A/V systems integrators and health care professionals are still trying to figure out exactly how they can work together. While it won’t go down in history with the moon landing, we recently saw one giant leap forward in that effort in our nation’s capital, when InfoComm International and the National eHealth Collaborative (NeHC) got together for the first Technology Crossroads Conference.
The endeavor brought together some of the best minds in the A/V world with their health IT counterparts and got each side to think more about how they can help each other move forward.
The conference was about “the realities of making technology work and the realities of why it’s important,” says David Labuskes, new executive director and CEO of InfoComm. He spent the bulk of his career working on health care technology projects, he says, adding more impetus to the pairing.
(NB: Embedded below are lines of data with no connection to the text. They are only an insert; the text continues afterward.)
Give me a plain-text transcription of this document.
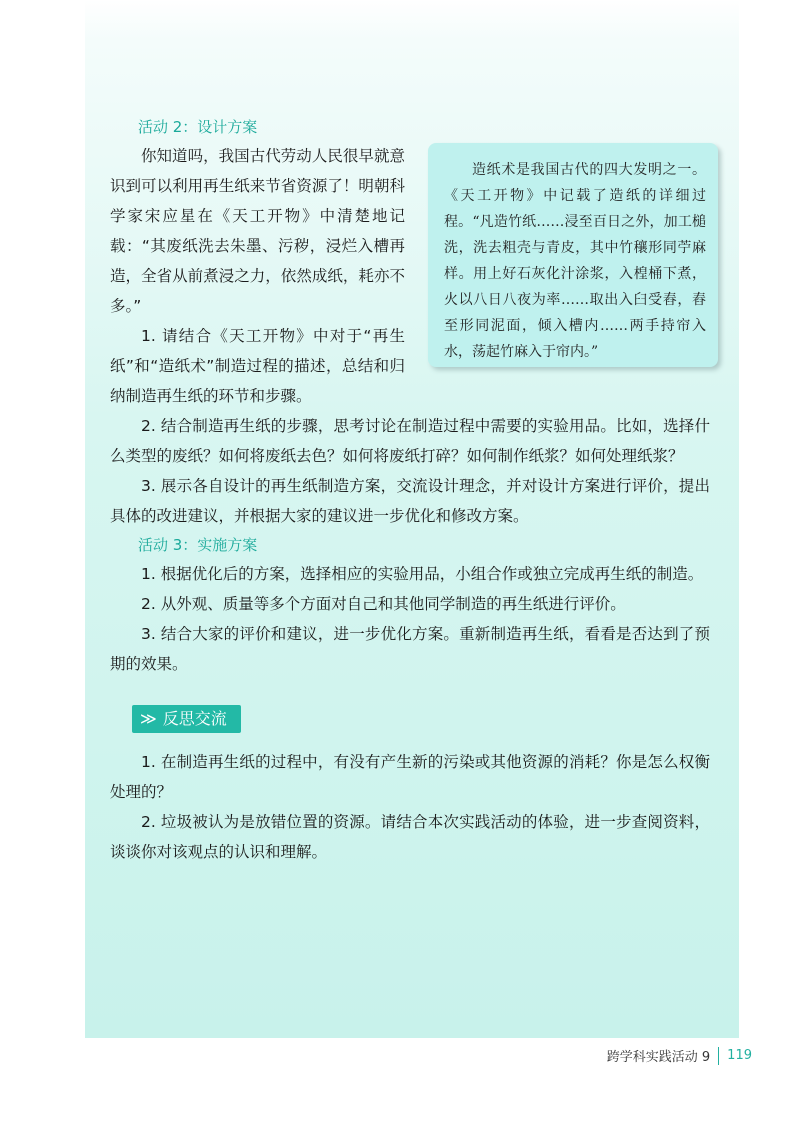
造纸术是我国古代的四大发明之一。《天工开物》中记载了造纸的详细过程。“凡造竹纸……浸至百日之外，加工槌洗，洗去粗壳与青皮，其中竹穰形同苧麻样。用上好石灰化汁涂浆，入楻桶下煮，火以八日八夜为率……取出入臼受舂，舂至形同泥面，倾入槽内……两手持帘入水，荡起竹麻入于帘内。”

活动 2：设计方案

你知道吗，我国古代劳动人民很早就意识到可以利用再生纸来节省资源了！明朝科学家宋应星在《天工开物》中清楚地记载：“其废纸洗去朱墨、污秽，浸烂入槽再造，全省从前煮浸之力，依然成纸，耗亦不多。”

1. 请结合《天工开物》中对于“再生纸”和“造纸术”制造过程的描述，总结和归纳制造再生纸的环节和步骤。

2. 结合制造再生纸的步骤，思考讨论在制造过程中需要的实验用品。比如，选择什么类型的废纸？如何将废纸去色？如何将废纸打碎？如何制作纸浆？如何处理纸浆？

3. 展示各自设计的再生纸制造方案，交流设计理念，并对设计方案进行评价，提出具体的改进建议，并根据大家的建议进一步优化和修改方案。

活动 3：实施方案

1. 根据优化后的方案，选择相应的实验用品，小组合作或独立完成再生纸的制造。

2. 从外观、质量等多个方面对自己和其他同学制造的再生纸进行评价。

3. 结合大家的评价和建议，进一步优化方案。重新制造再生纸，看看是否达到了预期的效果。

≫ 反思交流

1. 在制造再生纸的过程中，有没有产生新的污染或其他资源的消耗？你是怎么权衡处理的？

2. 垃圾被认为是放错位置的资源。请结合本次实践活动的体验，进一步查阅资料，谈谈你对该观点的认识和理解。

跨学科实践活动 9 119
“We can move now from the discussion of the Health Information Exchange to body monitoring in the OR,” says Labuskes. “All of it is bringing data alive to improve health care.”
Former InfoComm boss Randal Lemke, who retired at the end of 2012, pointed to health care as a market that’s ripe for A/V involvement, saying it could grow $2.6 billion annually by 2015.
NeHC CEO Kate Berry sees the conference as a chance to bring about “new opportunities for collaboration” between the groups.
“We’re at the point of transformation in health care,” says Berry. “Health IT, A/V and the Health Information Exchange are critical to that.”
Time to Embrace Technology
Technology is becoming an ever-more-critical piece of health care, even though there are still some holdouts who cling to the days of writing prescriptions on notepads and asking patients to fill out the same forms repeatedly, says Leslie Kelly Hall, senior vice president for policy at Healthwise.
“This will get more complex,” she says. “We have to learn languages we’ve never heard and work with systems we don’t know.” Hall estimates about 96 percent of health care happens at home and asks, “Shouldn’t we have better tools there?”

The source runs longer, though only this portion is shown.